Recently, I was at an event which involved sitting in rows of seats with a bunch of people I did not know, when boredom got the best of me. I was there to better myself and to expand my mind, but sometimes things do not work out quite like I planned. So there I was, not paying attention to the speaker whom I had paid to hear, when I started checking out the back of everyone’s head. Sidebar: I am not a huge fan of the hairbrush so I imagine folks behind me were having a field day with my rat’s nest. At any rate, after surveying the crowd, my eyes rested closer to home on my own ancient looking hands that seem like they should be attached to Lucy Australopithecus’ arms. Or if not that ancient, they reminded me of my mom’s hands or even my gramma’s. I noticed that mine are now covered with a mosaic of discolored skin. There are dark liver spots and rogue freckles that have somehow run together to form a mega freckle. There are veins trying to free themselves from the confines of my papery skin and colorful bruises from repeatedly slamming my hand in the door. But for some reason I hadn’t paid close attention, and now they drew me in. It was like looking at a map of an archipelago on my very own hands. The chain of islands sure wasn’t there in my thirties, but now I was trying to figure out which island was which, an excellent pastime when one is very bored. And, after giving it some thought, my hands didn’t look so bad after all. They reminded me of something. That something was the bark of our sycamore tree.
It’s hard to find a more striking tree with it’s own archipelago in the form of amoeba shaped patches of color. There are many fine specimens here in town. My gnarly hands and the sycamore were now forever entwined in my head. And I was glad about that.
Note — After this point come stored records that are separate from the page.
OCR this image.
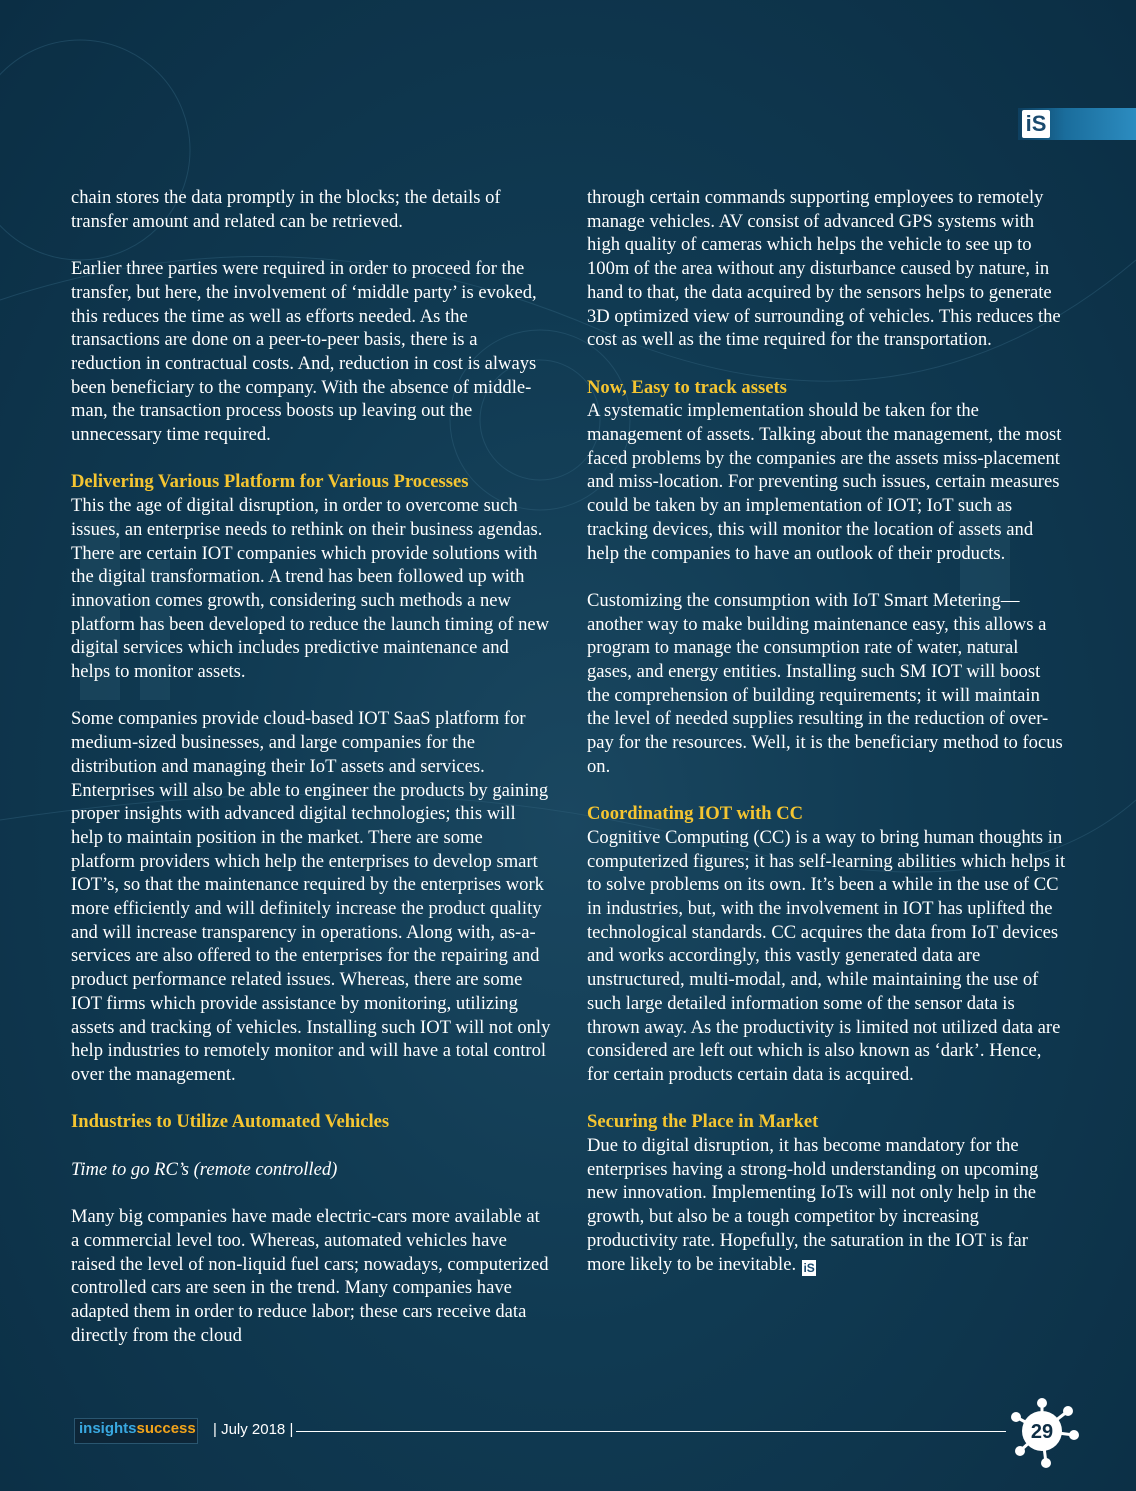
iS

chain stores the data promptly in the blocks; the details of transfer amount and related can be retrieved.

Earlier three parties were required in order to proceed for the transfer, but here, the involvement of ‘middle party’ is evoked, this reduces the time as well as efforts needed. As the transactions are done on a peer-to-peer basis, there is a reduction in contractual costs. And, reduction in cost is always been beneficiary to the company. With the absence of middle-man, the transaction process boosts up leaving out the unnecessary time required.

Delivering Various Platform for Various Processes
This the age of digital disruption, in order to overcome such issues, an enterprise needs to rethink on their business agendas. There are certain IOT companies which provide solutions with the digital transformation. A trend has been followed up with innovation comes growth, considering such methods a new platform has been developed to reduce the launch timing of new digital services which includes predictive maintenance and helps to monitor assets.

Some companies provide cloud-based IOT SaaS platform for medium-sized businesses, and large companies for the distribution and managing their IoT assets and services. Enterprises will also be able to engineer the products by gaining proper insights with advanced digital technologies; this will help to maintain position in the market. There are some platform providers which help the enterprises to develop smart IOT’s, so that the maintenance required by the enterprises work more efficiently and will definitely increase the product quality and will increase transparency in operations. Along with, as-a-services are also offered to the enterprises for the repairing and product performance related issues. Whereas, there are some IOT firms which provide assistance by monitoring, utilizing assets and tracking of vehicles. Installing such IOT will not only help industries to remotely monitor and will have a total control over the management.

Industries to Utilize Automated Vehicles

Time to go RC’s (remote controlled)

Many big companies have made electric-cars more available at a commercial level too. Whereas, automated vehicles have raised the level of non-liquid fuel cars; nowadays, computerized controlled cars are seen in the trend. Many companies have adapted them in order to reduce labor; these cars receive data directly from the cloud

through certain commands supporting employees to remotely manage vehicles. AV consist of advanced GPS systems with high quality of cameras which helps the vehicle to see up to 100m of the area without any disturbance caused by nature, in hand to that, the data acquired by the sensors helps to generate 3D optimized view of surrounding of vehicles. This reduces the cost as well as the time required for the transportation.

Now, Easy to track assets
A systematic implementation should be taken for the management of assets. Talking about the management, the most faced problems by the companies are the assets miss-placement and miss-location. For preventing such issues, certain measures could be taken by an implementation of IOT; IoT such as tracking devices, this will monitor the location of assets and help the companies to have an outlook of their products.

Customizing the consumption with IoT Smart Metering—another way to make building maintenance easy, this allows a program to manage the consumption rate of water, natural gases, and energy entities. Installing such SM IOT will boost the comprehension of building requirements; it will maintain the level of needed supplies resulting in the reduction of over-pay for the resources. Well, it is the beneficiary method to focus on.

Coordinating IOT with CC
Cognitive Computing (CC) is a way to bring human thoughts in computerized figures; it has self-learning abilities which helps it to solve problems on its own. It’s been a while in the use of CC in industries, but, with the involvement in IOT has uplifted the technological standards. CC acquires the data from IoT devices and works accordingly, this vastly generated data are unstructured, multi-modal, and, while maintaining the use of such large detailed information some of the sensor data is thrown away. As the productivity is limited not utilized data are considered are left out which is also known as ‘dark’. Hence, for certain products certain data is acquired.

Securing the Place in Market
Due to digital disruption, it has become mandatory for the enterprises having a strong-hold understanding on upcoming new innovation. Implementing IoTs will not only help in the growth, but also be a tough competitor by increasing productivity rate. Hopefully, the saturation in the IOT is far more likely to be inevitable. iS

insightssuccess | July 2018 |	29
The sycamore is native to North America and is also known as the button wood or water beech. The tree which symbolizes strength and protection, can be long-lived and massive. In fact, the largest tree in our state is Simsbury’s Pinchot sycamore named for Gifford Pinchot, known as the father of forestry. But you don’t need to don your twin set to see one as we have many lovely sycamores right in our town. My favorite specimens can be found in some corner of a tobacco field, hosting song birds by the canal path or adding panache to our lovely main street as our sidewalk meanders to make way for their trunks. The sycamore tolerates wet soil and flourishes in floodplains. Its fruiting body is called an achene, which contains seeds and dangles off the branches, attracting birds. An especially striking feature of the sycamore is its bark. It peels off in sheets leaving a brownish, greenish surface beneath. Apparently, the sycamore’s bark is less elastic than most trees, so it needs to peel away to make room when the tree grows. It is such a lovely unveil. And, I have boredom to thank for this image. On to my split ends.